Union Station’s board and staff recognize that leasing office space inside the Station is another important way to stabilize the Station’s sustainability. Within months, several key civic organizations embrace Union Station as their new home—including the Kansas City Chamber of Commerce, Kansas City Area Development Council, Kansas City Area Life Sciences, Kansas City Election Board, and UMKC professional development.
Science City begins an upgrading plan when Burns & McDonnell invest $1.25 million in new exhibits and sponsors The Battle of the Brains contest to get area schools involved in designing another new exhibit.
Burns & McDonnell and Science City launched the inaugural Battle of the Brains contest. This first year, 560 entries came from 128 schools in 35 area school districts. Over 2,500 students—focused on big STEM topics—competed to have their ideas come to life as the next new interactive exhibit at Kansas City’s Science Center – Science City at Union Station. Battle of the Brains has grown and flourished in subsequent years and now supports the ongoing re-imagination of our world-class center.
Science City welcomes the new Science on a Sphere exhibit featuring a giant hanging sphere that projects images across the sphere and shares programs in earth science, planetary science, nature and weather patterns and other science topics.
In June 2012, Union Station offered a lasting tribute to Mr. Michael R. Haverty—past Chairman of the Union Station Board and Chairman of Kansas City Southern Railway — by renaming the pedestrian bridge that links Union Station with the Freight House and Crossroads Districts. The bridge is now known as the Michael R. Haverty Freight House Bridge.

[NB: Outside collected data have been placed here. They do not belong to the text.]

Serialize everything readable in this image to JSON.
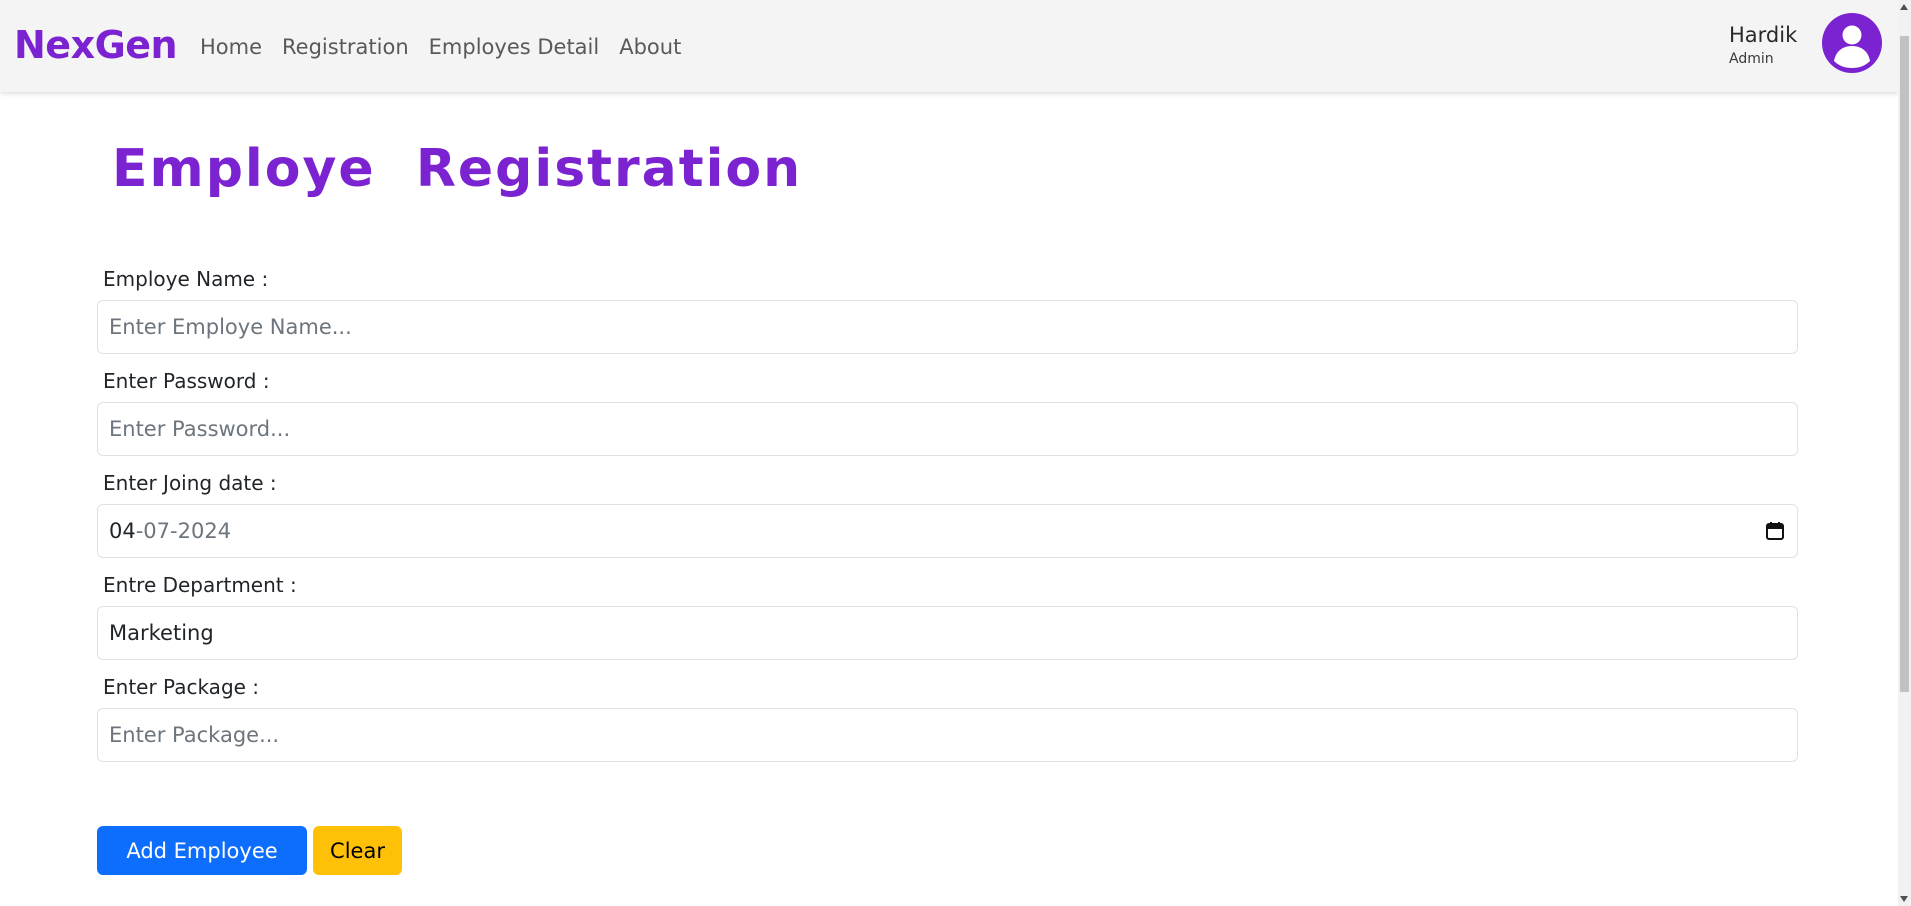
{
  "navbar": {
    "brand": "NexGen",
    "links": [
      "Home",
      "Registration",
      "Employes Detail",
      "About"
    ],
    "user": {
      "name": "Hardik",
      "role": "Admin"
    },
    "avatar_icon": "user-circle-icon"
  },
  "page": {
    "title": "Employe  Registration"
  },
  "form": {
    "fields": [
      {
        "label": "Employe Name :",
        "placeholder": "Enter Employe Name...",
        "value": ""
      },
      {
        "label": "Enter Password :",
        "placeholder": "Enter Password...",
        "value": ""
      },
      {
        "label": "Enter Joing date :",
        "value_day": "04",
        "value_rest": "-07-2024",
        "icon": "calendar-icon"
      },
      {
        "label": "Entre Department :",
        "value": "Marketing"
      },
      {
        "label": "Enter Package :",
        "placeholder": "Enter Package...",
        "value": ""
      }
    ],
    "add_button": "Add Employee",
    "clear_button": "Clear"
  },
  "colors": {
    "brand": "#7b22d1",
    "primary": "#0d6efd",
    "warning": "#ffc107"
  }
}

Science City opens The Science of Energy, which was the winning entry from the Battle of the Brains competition, and was designed by students from Olathe North High School.
March 2013, the fully renovated Regnier Extreme Screen Theatre re-opens and begins offering nature films and first-run movies for the first time. The theatre is wired with a 1 gig connectivity, offering the opportunity for live streams on the large screen for special events.